Consentono agli investitori di gestire la loro ricchezza con vantaggi in termini di: accessibilità (si utilizzano in qualsiasi momento), semplicità (si possono impostare gli obiettivi d’investimento e il profilo di rischio), economicità e informazione, dal momento che forniscono anche consigli base d’investimento.
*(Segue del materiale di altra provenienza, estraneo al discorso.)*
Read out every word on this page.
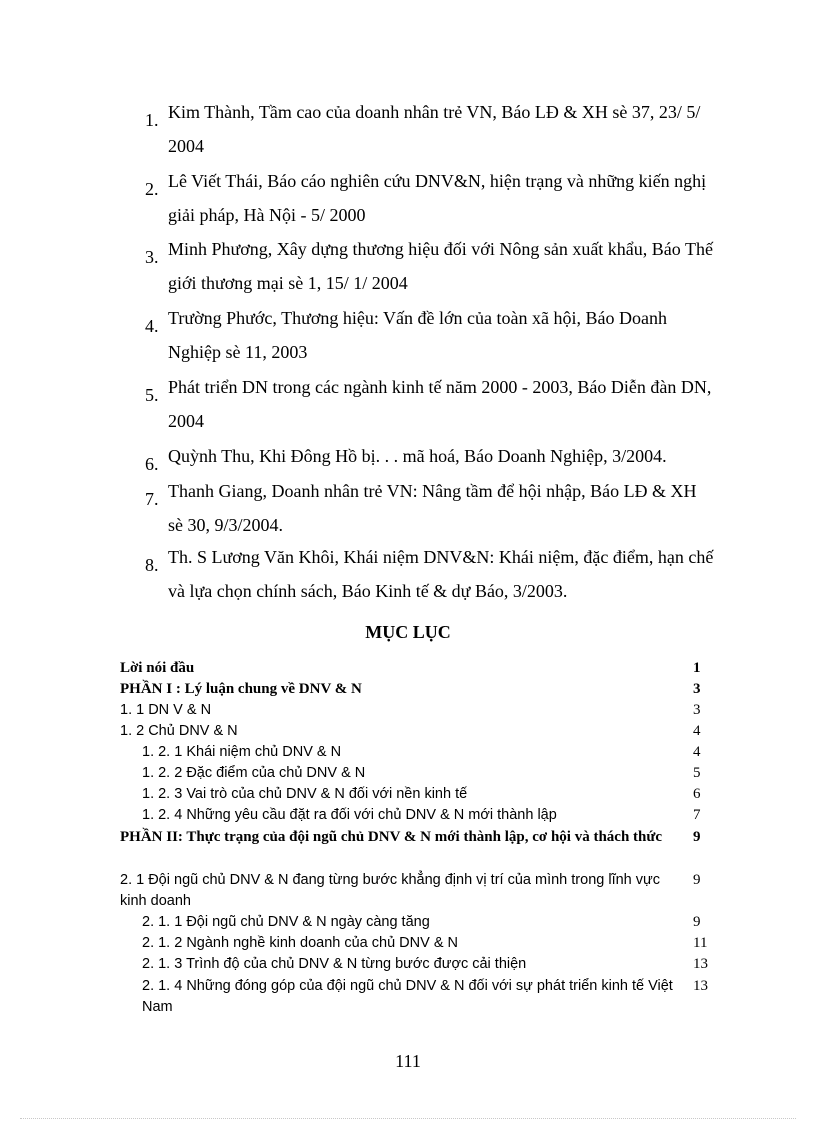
1. Kim Thành, Tầm cao của doanh nhân trẻ VN, Báo LĐ & XH sè 37, 23/ 5/
2004
2. Lê Viết Thái, Báo cáo nghiên cứu DNV&N, hiện trạng và những kiến nghị
giải pháp, Hà Nội - 5/ 2000
3. Minh Phương, Xây dựng thương hiệu đối với Nông sản xuất khẩu, Báo Thế
giới thương mại sè 1, 15/ 1/ 2004
4. Trường Phước, Thương hiệu: Vấn đề lớn của toàn xã hội, Báo Doanh
Nghiệp sè 11, 2003
5. Phát triển DN trong các ngành kinh tế năm 2000 - 2003, Báo Diễn đàn DN,
2004
6. Quỳnh Thu, Khi Đông Hồ bị. . . mã hoá, Báo Doanh Nghiệp, 3/2004.
7. Thanh Giang, Doanh nhân trẻ VN: Nâng tầm để hội nhập, Báo LĐ & XH
sè 30, 9/3/2004.
8. Th. S Lương Văn Khôi, Khái niệm DNV&N: Khái niệm, đặc điểm, hạn chế
và lựa chọn chính sách, Báo Kinh tế & dự Báo, 3/2003.
MỤC LỤC
Lời nói đầu	1
PHẦN I : Lý luận chung về DNV & N	3
1. 1 DN V & N	3
1. 2 Chủ DNV & N	4
1. 2. 1 Khái niệm chủ DNV & N	4
1. 2. 2 Đặc điểm của chủ DNV & N	5
1. 2. 3 Vai trò của chủ DNV & N đối với nền kinh tế	6
1. 2. 4 Những yêu cầu đặt ra đối với chủ DNV & N mới thành lập	7
PHẦN II: Thực trạng của đội ngũ chủ DNV & N mới thành lập, cơ hội và thách thức	9
2. 1 Đội ngũ chủ DNV & N đang từng bước khẳng định vị trí của mình trong lĩnh vực kinh doanh
9
2. 1. 1 Đội ngũ chủ DNV & N ngày càng tăng	9
2. 1. 2 Ngành nghề kinh doanh của chủ DNV & N	11
2. 1. 3 Trình độ của chủ DNV & N từng bước được cải thiện	13
2. 1. 4 Những đóng góp của đội ngũ chủ DNV & N đối với sự phát triển kinh tế Việt Nam
13
111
Gli operatori del settore AM stanno investendo sempre di più nelle piattaforme Robo-Advisor e si stima che questa tecnologia crescerà ad un tasso medio annuo del 68% fino al 2020, da un attuale tasso dello 0,5% sul totale investito fino al 5,6%. Si tratta di un fenomeno prevalentemente diffuso in USA ed Europa, in particolare in UK.
Asset Management, gestione del rischio e scenario fiscale
Nei prossimi 5 anni la modalità con cui i player del settore del risparmio gestito affronteranno i rischi fiscali sarà tenuta molto in considerazione da parte dei potenziali investitori/clienti, i quali si aspetteranno, infatti, una struttura di gestione dei rischi fiscali sempre più robusta ed efficiente ed avranno una tolleranza minima alle incertezze.
Il risultato di tutto ciò sarà una sempre maggiore attenzione ai rischi fiscali, che porterà a far diventare la gestione di tali rischi una delle attività chiave dal punto di vista sia operativo sia di business all’interno delle società di gestione, richiedendo risorse specializzate ed un nuovo approccio in cui sarà necessaria una sempre maggiore integrazione anche con le attività di front e middle office.
Un approccio trasparente nei confronti delle autorità fiscali (e degli altri stakeholder) sarà vitale per i mercati finanziari non appena il Common Reporting Standard (CRS) e le altre reportistiche fiscali a livello globale diventeranno realtà.
La tassazione dei portafogli di investimento sarà un elemento chiave tenuto sempre più in considerazione da parte degli investitori/clienti, i quali tenderanno a valutare le performance dei propri investimenti al netto delle imposte, pretendendo una chiara informativa sulle tematiche fiscali che potrebbero avere un impatto sul rendimento netto. Il rischio fiscale sarà pertanto visto come uno dei tanti rischi operativi da gestire, allo stesso modo con cui vengono affrontati i rischi derivanti dagli adempimenti regolamentari entrati in vigore negli ultimi anni.
Le tecnologie saranno alla base di una efficiente gestione delle tematiche fiscali non solo per soddisfare le richieste di monitoraggio da parte delle autorità fiscali, ma anche per soddisfare le esigenze informative della clientela, la quale pretenderà che le società operanti nel settore siano in grado di dimostrare tale efficienza nella gestione delle tematiche fiscali anche rispetto ai propri rendimenti di portafoglio.